The upper secondary school includes several options, but at the end of the upper secondary program, a student will be prepared to enter a trade or to continue on to a university or college. In Ticino, vocational students may either attend school while working on their internship or apprenticeship (which takes three or four years) or may attend school followed by an internship or apprenticeship (which takes one year as a full-time student or one and a half to two years as a part-time student). There are 17 vocational students who are attending school full-time and 36 who attend part-time.

The professional program lasts three years and prepares a student for a job in engineering, nursing, computer science, business, tourism and similar fields. There are 5 students in the professional program.

==Economy==
As of In 2007 2007, Blenio had an unemployment rate of 1.52%. As of 2005, there were 135 people employed in the primary economic sector and about 49 businesses involved in this sector. 194 people are employed in the secondary sector and there are 33 businesses in this sector. 193 people are employed in the tertiary sector, with 56 businesses in this sector.

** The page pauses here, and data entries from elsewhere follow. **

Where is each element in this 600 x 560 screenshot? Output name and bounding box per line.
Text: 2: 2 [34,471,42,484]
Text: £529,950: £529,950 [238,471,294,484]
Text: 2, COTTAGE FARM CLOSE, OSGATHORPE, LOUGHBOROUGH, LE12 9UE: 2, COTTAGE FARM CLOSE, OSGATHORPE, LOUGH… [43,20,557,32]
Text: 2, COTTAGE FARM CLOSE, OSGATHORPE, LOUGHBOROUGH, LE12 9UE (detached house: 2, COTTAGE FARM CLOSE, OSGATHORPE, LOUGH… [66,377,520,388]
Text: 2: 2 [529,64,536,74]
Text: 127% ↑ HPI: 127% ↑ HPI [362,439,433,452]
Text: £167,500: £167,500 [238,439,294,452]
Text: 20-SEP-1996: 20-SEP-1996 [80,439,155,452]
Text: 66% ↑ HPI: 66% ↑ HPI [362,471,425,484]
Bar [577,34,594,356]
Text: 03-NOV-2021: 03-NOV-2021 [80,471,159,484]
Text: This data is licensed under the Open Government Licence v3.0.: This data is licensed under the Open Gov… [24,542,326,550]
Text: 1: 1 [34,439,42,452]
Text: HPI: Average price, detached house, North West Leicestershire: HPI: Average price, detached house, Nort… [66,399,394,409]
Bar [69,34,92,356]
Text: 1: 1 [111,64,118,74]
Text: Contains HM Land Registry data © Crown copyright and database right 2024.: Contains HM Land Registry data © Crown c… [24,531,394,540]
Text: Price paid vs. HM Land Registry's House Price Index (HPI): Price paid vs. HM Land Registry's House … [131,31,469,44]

Of the working population, 3% used public transportation to get to work, and 62.1% used a private car.

As of 2009, there were 7 hotels in Blenio with a total of 88 rooms and 188 beds.

==Housing==

As of 2000, there were 748 private households in the municipality, and an average of 2.2 persons per household. The vacancy rate for the municipality, in 2008, was 0%. As of 2007, the construction rate of new housing units was 0 new units per 1000 residents.